Minimax is a decision rule and search algorithm for choosing the next move in an adversarial, turn-based setting by assuming both sides play optimally. You model the interaction as a game tree: on your turns you choose the move that maximizes your outcome, and on the opponent’s turns you assume they choose the move that minimizes your outcome. The result is a “best move” that is robust against the strongest counterplay, not the move that looks best if the opponent makes mistakes. In short: Minimax is for “I want the best guaranteed outcome if the other side tries to beat me.”

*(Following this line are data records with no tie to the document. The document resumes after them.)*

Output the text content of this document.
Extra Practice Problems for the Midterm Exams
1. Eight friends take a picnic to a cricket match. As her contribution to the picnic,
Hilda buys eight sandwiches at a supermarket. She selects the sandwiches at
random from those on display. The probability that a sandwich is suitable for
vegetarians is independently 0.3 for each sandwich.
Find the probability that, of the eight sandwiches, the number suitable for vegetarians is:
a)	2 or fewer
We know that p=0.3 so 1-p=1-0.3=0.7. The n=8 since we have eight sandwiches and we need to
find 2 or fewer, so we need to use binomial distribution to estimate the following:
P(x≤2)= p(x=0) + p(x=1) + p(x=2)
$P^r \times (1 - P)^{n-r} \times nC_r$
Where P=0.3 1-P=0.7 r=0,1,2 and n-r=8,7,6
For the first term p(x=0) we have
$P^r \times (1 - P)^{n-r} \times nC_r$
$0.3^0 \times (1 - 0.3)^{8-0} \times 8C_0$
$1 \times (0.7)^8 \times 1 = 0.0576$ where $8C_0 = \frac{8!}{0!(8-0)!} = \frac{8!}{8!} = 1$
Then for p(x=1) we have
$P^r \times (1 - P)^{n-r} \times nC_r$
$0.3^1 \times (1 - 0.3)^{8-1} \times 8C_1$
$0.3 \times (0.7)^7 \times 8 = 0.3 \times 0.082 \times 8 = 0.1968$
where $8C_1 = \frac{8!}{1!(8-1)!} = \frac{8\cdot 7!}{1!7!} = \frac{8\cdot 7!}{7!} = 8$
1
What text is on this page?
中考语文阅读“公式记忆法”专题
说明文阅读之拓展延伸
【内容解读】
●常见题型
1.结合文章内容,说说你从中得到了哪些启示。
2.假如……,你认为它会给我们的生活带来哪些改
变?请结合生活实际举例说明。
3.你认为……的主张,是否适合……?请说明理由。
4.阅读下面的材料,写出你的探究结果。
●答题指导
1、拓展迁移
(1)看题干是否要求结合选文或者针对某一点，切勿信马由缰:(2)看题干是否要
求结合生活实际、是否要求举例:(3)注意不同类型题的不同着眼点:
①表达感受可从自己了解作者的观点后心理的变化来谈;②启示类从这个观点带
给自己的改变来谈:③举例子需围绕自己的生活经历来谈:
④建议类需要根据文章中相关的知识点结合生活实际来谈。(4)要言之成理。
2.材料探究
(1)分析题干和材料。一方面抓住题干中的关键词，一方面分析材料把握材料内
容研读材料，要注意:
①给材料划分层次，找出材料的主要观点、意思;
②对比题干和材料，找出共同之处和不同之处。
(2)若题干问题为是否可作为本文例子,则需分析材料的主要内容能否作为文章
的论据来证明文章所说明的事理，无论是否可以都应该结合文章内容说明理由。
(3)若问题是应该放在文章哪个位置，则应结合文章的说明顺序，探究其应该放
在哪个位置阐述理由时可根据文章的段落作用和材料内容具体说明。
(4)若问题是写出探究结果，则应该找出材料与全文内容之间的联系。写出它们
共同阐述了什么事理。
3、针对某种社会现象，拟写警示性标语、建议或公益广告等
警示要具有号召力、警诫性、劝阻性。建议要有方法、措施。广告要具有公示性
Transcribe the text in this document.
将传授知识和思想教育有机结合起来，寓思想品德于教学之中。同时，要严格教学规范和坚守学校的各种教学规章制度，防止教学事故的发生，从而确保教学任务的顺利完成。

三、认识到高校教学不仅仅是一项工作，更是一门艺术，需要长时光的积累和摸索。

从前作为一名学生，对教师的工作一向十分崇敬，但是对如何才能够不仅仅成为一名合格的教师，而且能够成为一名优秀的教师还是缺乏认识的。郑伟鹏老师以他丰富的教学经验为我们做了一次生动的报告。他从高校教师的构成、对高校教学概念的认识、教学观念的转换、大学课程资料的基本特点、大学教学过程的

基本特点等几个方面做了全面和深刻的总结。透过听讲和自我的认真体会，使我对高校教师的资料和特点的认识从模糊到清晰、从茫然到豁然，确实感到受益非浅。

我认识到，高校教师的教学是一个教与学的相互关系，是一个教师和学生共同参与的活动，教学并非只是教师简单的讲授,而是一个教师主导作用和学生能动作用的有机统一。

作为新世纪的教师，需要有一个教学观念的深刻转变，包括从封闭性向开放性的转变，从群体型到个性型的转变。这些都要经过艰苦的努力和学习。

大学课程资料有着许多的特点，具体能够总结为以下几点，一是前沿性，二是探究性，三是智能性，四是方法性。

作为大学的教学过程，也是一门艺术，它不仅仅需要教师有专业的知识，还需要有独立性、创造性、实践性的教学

You should use Minimax when the problem matches these conditions: (1) two players (or two sides), (2) alternating turns, (3) outcomes can be represented as utilities (win/loss/draw or a numeric score), and (4) the opponent is reasonably modeled as trying to reduce your utility. Classic examples are tic-tac-toe, connect-four, checkers, and simplified turn-based tactics. It’s also a good teaching tool because the implementation is clean: recursion over states, alternating max/min layers, and a base case at terminal states or a depth limit. But you generally should not use plain Minimax when there is significant randomness (dice, probabilistic outcomes), hidden information (poker-like uncertainty), or real-time constraints without pruning/limits, because the tree expands too quickly.
A practical way to decide “should I use Minimax?” is to ask what failure you’re trying to avoid. If you need worst-case robustness against an adversary, Minimax is a strong fit. If you need average-case performance in a stochastic environment, a chance-aware variant (like expectiminimax) is more appropriate. If you’re doing something outside games—like choosing actions under uncertainty—Minimax can still be a useful mental model, but you must define what the “opponent” means (for example, worst-case user behavior, worst-case data quality, or worst-case ambiguity in retrieved evidence). In retrieval-heavy systems, you might retrieve candidate context and then pick a policy that is safe even if the “best-looking” retrieved item is misleading. If those candidates come from a vector database such as Milvus or Zilliz Cloud, Minimax-style thinking can help you prioritize robustness (e.g., favor candidates that remain acceptable under stricter assumptions) while still keeping the implementation grounded in measurable scoring rules.